SM. We have a set of projects we do across the enterprise. For example, we have some infrastructure investments that will help everyone. We'll discuss these investments with the heads of the business units. Our chief executive officer who reports to the CEO drives many capital IT investment decisions. For example, last year, he spearheaded a very aggressive project to enable voice over IP to our 300 offices. It was a technology needed by out retail business, but it is clear to us that we could use that flexibility in all of our operations in the near future. Rather than do it piecemeal, we did it as an enterprise project.
EL. How do you justify IT projects for each of the different business units?
SM. We justify projects on a business-by-business basis. For example, two of our business units have invested in customer centric data management, which will them provide a 360-degree view of the customer. This's a new capability in insurance. It is also good for marketing and good for relationship management. These business units need that technology as fast as they can jointly build it together.

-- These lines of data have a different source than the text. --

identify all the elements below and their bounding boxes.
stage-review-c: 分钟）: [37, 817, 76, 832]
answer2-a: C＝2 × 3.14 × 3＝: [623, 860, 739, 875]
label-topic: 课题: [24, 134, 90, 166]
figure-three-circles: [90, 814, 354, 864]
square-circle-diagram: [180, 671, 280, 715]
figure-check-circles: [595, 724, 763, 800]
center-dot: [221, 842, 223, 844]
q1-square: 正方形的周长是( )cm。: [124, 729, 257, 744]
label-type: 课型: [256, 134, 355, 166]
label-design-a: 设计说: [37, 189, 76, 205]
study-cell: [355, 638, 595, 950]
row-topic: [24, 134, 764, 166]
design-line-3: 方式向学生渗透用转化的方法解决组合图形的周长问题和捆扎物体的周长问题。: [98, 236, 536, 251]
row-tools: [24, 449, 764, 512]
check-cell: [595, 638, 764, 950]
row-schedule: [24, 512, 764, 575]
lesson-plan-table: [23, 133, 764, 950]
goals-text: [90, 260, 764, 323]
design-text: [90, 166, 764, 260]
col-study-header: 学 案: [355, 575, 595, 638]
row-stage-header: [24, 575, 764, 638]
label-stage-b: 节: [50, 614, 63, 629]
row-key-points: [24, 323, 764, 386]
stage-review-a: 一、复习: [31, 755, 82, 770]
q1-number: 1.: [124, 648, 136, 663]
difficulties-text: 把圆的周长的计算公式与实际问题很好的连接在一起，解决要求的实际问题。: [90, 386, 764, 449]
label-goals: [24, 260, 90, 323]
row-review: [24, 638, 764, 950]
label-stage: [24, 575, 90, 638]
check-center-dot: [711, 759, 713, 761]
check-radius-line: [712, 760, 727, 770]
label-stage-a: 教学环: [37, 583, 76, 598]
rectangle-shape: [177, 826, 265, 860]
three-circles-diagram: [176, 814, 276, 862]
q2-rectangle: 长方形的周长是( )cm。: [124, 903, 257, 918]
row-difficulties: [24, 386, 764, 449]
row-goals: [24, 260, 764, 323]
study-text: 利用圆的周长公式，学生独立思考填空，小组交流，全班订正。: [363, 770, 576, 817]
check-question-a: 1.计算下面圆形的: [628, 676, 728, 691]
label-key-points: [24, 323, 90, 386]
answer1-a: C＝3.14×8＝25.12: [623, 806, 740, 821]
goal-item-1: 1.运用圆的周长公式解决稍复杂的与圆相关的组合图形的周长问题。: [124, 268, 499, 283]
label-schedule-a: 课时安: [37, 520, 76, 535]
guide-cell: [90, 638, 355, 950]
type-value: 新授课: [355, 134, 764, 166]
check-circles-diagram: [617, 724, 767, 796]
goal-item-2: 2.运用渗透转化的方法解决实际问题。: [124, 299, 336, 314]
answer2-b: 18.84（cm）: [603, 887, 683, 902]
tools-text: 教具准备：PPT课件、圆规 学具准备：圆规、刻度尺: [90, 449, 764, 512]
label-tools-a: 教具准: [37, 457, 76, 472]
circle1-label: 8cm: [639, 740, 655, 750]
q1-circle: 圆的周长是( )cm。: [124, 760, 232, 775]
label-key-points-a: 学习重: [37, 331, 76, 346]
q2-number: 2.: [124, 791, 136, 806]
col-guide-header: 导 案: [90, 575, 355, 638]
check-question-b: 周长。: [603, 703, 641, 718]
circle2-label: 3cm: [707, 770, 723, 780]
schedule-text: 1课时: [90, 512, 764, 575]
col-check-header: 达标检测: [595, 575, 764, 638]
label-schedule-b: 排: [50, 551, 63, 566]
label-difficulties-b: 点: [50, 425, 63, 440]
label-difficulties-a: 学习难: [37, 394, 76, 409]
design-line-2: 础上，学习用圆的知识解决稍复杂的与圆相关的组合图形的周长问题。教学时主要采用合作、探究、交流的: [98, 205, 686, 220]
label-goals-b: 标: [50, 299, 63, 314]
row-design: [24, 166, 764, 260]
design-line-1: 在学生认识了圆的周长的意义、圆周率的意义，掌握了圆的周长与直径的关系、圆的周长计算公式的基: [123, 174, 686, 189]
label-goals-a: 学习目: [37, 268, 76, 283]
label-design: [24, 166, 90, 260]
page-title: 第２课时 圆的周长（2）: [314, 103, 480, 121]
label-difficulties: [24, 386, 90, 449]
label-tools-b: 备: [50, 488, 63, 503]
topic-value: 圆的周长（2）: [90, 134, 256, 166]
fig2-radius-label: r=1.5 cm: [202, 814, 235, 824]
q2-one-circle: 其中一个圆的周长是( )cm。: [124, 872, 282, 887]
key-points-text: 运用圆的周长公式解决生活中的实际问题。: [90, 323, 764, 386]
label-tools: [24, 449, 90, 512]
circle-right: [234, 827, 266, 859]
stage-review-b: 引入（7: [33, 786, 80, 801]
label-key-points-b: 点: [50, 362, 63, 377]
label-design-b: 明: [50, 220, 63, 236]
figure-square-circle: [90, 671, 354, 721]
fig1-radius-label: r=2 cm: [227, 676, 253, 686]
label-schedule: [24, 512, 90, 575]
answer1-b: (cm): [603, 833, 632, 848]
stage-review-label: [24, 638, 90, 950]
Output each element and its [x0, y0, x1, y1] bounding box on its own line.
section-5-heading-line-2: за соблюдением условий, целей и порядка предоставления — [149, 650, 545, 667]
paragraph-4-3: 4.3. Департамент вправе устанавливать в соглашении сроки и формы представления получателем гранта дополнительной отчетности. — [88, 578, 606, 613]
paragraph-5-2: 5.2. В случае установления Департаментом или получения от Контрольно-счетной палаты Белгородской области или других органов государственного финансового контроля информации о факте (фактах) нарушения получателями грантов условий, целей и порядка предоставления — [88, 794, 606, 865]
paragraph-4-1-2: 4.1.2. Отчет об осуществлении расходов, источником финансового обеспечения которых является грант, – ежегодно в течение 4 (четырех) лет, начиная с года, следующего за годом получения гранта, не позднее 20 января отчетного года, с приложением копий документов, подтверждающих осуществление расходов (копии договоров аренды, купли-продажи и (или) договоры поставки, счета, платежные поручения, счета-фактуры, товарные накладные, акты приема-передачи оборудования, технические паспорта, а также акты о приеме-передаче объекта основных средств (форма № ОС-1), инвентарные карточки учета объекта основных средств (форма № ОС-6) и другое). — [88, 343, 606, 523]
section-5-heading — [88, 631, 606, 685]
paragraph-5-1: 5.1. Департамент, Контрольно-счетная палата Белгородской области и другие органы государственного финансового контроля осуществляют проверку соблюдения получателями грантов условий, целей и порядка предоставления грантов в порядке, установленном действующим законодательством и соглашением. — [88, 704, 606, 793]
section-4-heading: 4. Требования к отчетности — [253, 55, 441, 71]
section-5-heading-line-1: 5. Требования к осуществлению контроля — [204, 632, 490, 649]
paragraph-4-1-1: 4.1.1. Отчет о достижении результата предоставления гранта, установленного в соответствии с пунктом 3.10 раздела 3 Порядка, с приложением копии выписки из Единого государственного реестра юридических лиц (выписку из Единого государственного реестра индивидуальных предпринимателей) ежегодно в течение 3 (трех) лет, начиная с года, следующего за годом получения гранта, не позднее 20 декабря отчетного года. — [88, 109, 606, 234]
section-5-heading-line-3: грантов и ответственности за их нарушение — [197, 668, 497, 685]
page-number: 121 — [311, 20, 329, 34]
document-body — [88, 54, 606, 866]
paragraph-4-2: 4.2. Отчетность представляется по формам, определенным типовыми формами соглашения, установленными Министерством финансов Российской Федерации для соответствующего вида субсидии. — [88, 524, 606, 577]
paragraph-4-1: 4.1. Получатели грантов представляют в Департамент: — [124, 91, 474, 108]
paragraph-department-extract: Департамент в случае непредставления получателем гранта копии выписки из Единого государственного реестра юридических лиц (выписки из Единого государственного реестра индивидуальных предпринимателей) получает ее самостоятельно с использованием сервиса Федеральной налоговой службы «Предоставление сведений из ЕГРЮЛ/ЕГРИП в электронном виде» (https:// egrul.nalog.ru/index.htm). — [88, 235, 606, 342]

Meanwhile, the commercial business that includes worker's compensation and general liability for large companies, is a mature business. We've put much good technology in place for this business unit. This business unit's projects are all about reducing the cost of business process and IT to provide more pricing flexibility.
The small commercial and personal line business unit goes through independent agents as oppose to selling directly to end customers. These independent agents handle relationships with multiple insurance companies. They have a different business model than other business units. They also use an entirely different set of tools. They also have a whole set of different issues. They're in very early stages and they're trying to build some basic integrated capabilities and consolidating some operations. They have a different set of needs.